Реки не замерзают | страница 49
— Ты шапырдык-то мой не снимай, он большой целебной силы. Возьми его насовсем, в подарок — память тебе будет и здоровье…
Через неделю Семен выписался и уехал домой, оставив в Кизыл-Кая пропыленный, умученный жарой и приторно-сладким дынным соком, стройотряд. Уехал, наперед наказав себе никогда более не вспоминать ни о медицинской тюбетейке желтого эскулапа, ни о своем разверзнутом испуганном чреве, ни о молчаливых аксакалах, читавших ночами ломкие от ветхости страницы таинственного манускрипта "Муигнил мюрт"[3]…
Утром жена успокоила:
— Да какой там Расим Газанфарович? Я ж тебе сто раз говорила: Афер Абдулраззар-Оглы, мануальный терапевт из Москвы. Самый известный костоправ. Все хвори у людей от позвоночника. Вот выправит тебе позвонки, разом помолодеешь. Да и в твоем ли возрасте врачей бояться? Болезней надо бояться, а не врачей.

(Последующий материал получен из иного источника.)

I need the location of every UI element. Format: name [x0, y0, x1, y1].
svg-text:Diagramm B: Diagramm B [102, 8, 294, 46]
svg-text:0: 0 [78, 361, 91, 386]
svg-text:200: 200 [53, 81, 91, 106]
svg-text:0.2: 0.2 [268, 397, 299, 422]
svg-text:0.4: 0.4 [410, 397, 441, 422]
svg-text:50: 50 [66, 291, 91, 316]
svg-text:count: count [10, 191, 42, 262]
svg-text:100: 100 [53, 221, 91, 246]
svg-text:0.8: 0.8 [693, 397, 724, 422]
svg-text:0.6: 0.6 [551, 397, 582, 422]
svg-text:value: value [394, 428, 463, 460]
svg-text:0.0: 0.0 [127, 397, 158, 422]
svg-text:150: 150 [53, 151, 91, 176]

— А диплом у него есть? — пытался выяснить Семен Никифорович. — Спросить бы надо.
— А вот и спроси! — жена уперла руки в бока и зло сверкнула глазами. — Спроси! Разом вылетишь. Будет тебе от ворот поворот. Разве ж можно из Москвы, да без диплома?
— Надо бы все ж поточней узнать, а то кто их знает? — пробурчал себе под нос Семен Никифорович. Он вздернул вверх плечи, пытаясь разобрать жив ли еще засевший в спине застарелый остеохондроз, но тот затаился и даже не пикнул, наверное заметив промелькнувшую в голове Семена Никифоровича грозную тень скальпеля Расима Газанфаровича…
Собирался долго. Старательно расправлял складки на рубашке, сбивал пылинки с пиджака, попытался было упросить жену закрепить на рукаве ослабевшую пуговицу. Жена сердито фыркнула и поднесла к самым его глазам будильник:
— Дуй, а то опоздаешь.
— Ладно, — он как курица согласно клюнул носом и зашаркал ногами в прихожей.
У подъезда окликнули:
— Погодь, Семен…
Семен Никифорович, хотя и заселился в этот многоквартирный дом лет десять назад, знал всего лишь несколько человек — с ними и здоровался. А сотни остальных день за днем, месяц за месяцем безликими равнодушными тенями проскальзывали мимо, не имея желания хоть как-то прорасти в его жизнь. Впрочем, последнее было и его главным желанием… Семен Никифорович недовольно крякнул и обернулся. Сосед Аркадий, — из тех немногих, — шагнул от скамейки. Как всегда понурый, в надвинутой на глаза кепке, обвисшей вниз сосульками редких волос, он смотрел себе под ноги.
— Я к тебе домой собрался, — промямлил, — червонец до получки одолжи? На хлеб.